I joined Tracy’s Kids Art Therapy Program at Children’s National Medical Center (CNMC) in May of 2008.  I worked Monday through Friday during traditional daytime 9-5 hours.  Then in January of this year I had a baby.  I transitioned into working part time after my return from maternity leave and requested that one of the days I work be Saturdays.  I knew that this would make it possible for a family member to watch my son, but what I didn’t know was how different, and wonderful, it would be to work at the hospital on a Saturday.

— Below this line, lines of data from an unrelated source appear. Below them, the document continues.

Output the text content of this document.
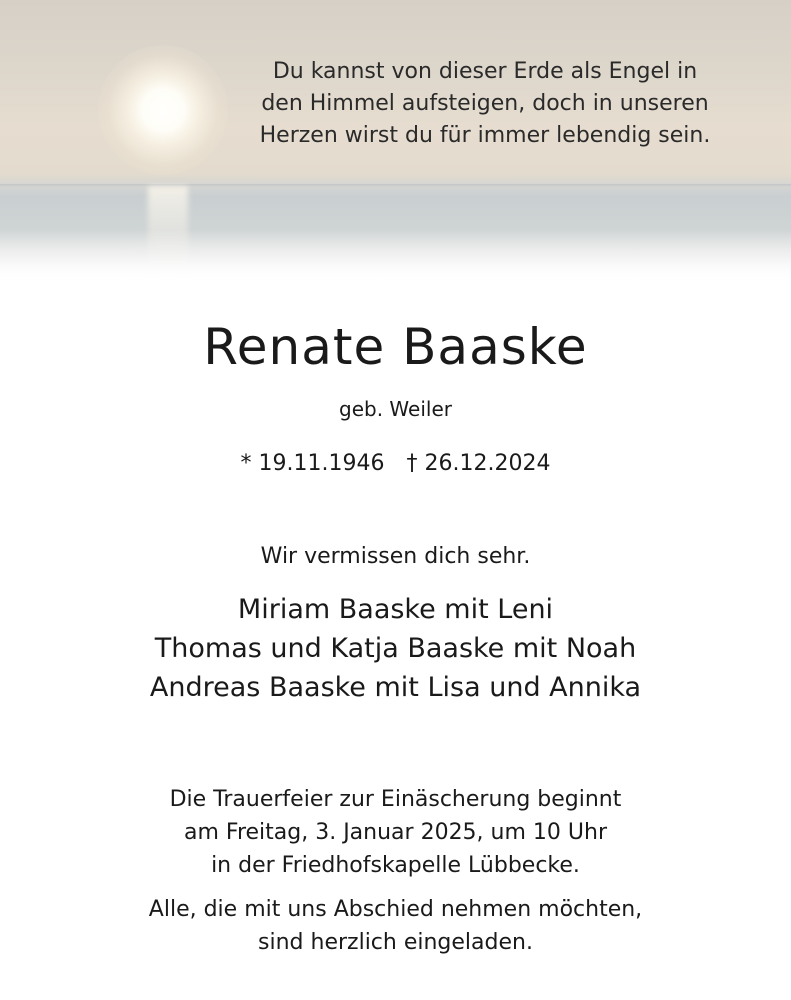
Du kannst von dieser Erde als Engel in
den Himmel aufsteigen, doch in unseren
Herzen wirst du für immer lebendig sein.
Renate Baaske
geb. Weiler
* 19.11.1946 † 26.12.2024
Wir vermissen dich sehr.
Miriam Baaske mit Leni
Thomas und Katja Baaske mit Noah
Andreas Baaske mit Lisa und Annika
Die Trauerfeier zur Einäscherung beginnt
am Freitag, 3. Januar 2025, um 10 Uhr
in der Friedhofskapelle Lübbecke.
Alle, die mit uns Abschied nehmen möchten,
sind herzlich eingeladen.
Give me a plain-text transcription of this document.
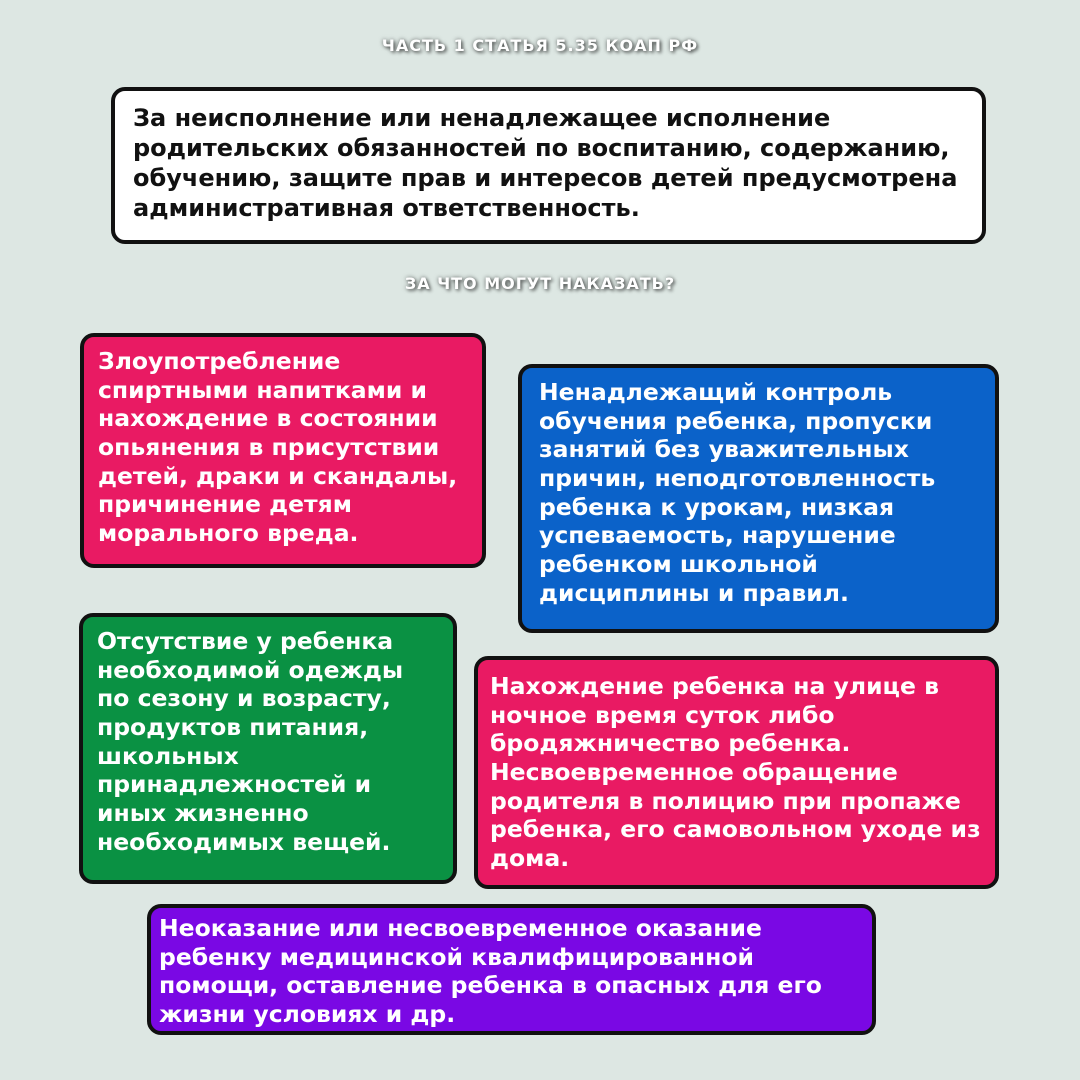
ЧАСТЬ 1 СТАТЬЯ 5.35 КОАП РФ
За неисполнение или ненадлежащее исполнение родительских обязанностей по воспитанию, содержанию, обучению, защите прав и интересов детей предусмотрена административная ответственность.
ЗА ЧТО МОГУТ НАКАЗАТЬ?
Злоупотребление спиртными напитками и нахождение в состоянии опьянения в присутствии детей, драки и скандалы, причинение детям морального вреда.
Ненадлежащий контроль обучения ребенка, пропуски занятий без уважительных причин, неподготовленность ребенка к урокам, низкая успеваемость, нарушение ребенком школьной дисциплины и правил.
Отсутствие у ребенка необходимой одежды по сезону и возрасту, продуктов питания, школьных принадлежностей и иных жизненно необходимых вещей.
Нахождение ребенка на улице в ночное время суток либо бродяжничество ребенка. Несвоевременное обращение родителя в полицию при пропаже ребенка, его самовольном уходе из дома.
Неоказание или несвоевременное оказание ребенку медицинской квалифицированной помощи, оставление ребенка в опасных для его жизни условиях и др.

 During the weekdays at CNMC there is an incredible wealth of services and activities available to patients and their families.  When I came in to work on my first Saturday I was shocked at how incredibly quiet the unit was.  There were no activities for the kids to participate in and most of the children spent the weekends sitting bored in their rooms.  When I first started going into patients’ rooms on Saturdays they would become incredibly excited and almost always one of their first questions to me was, “is the art room open?!!”  Now the children are frequently waiting at the art room door for me when I arrive on Saturday morning.  I even had one child who, upon entering her room at 8:45 in the morning, greeted me by saying, “you’re here! Finally! I’ve been waiting.  These are the things I need for my project.” 

 Another especially rewarding aspect of having the art room open on Saturdays has been that it has enabled so many more families to be together in the art room.  Many children only get to see their siblings in the evenings and on weekends.  Being present on Saturdays has enabled the art therapy program to really reach more children who are in need of services.  And shockingly, Saturdays have actually become my favorite day to work.  I did not previously realize that there was such a void on the weekends, but I’m so happy to get to be able to bring a little more enjoyment to our patients outside of the usual weekday hours.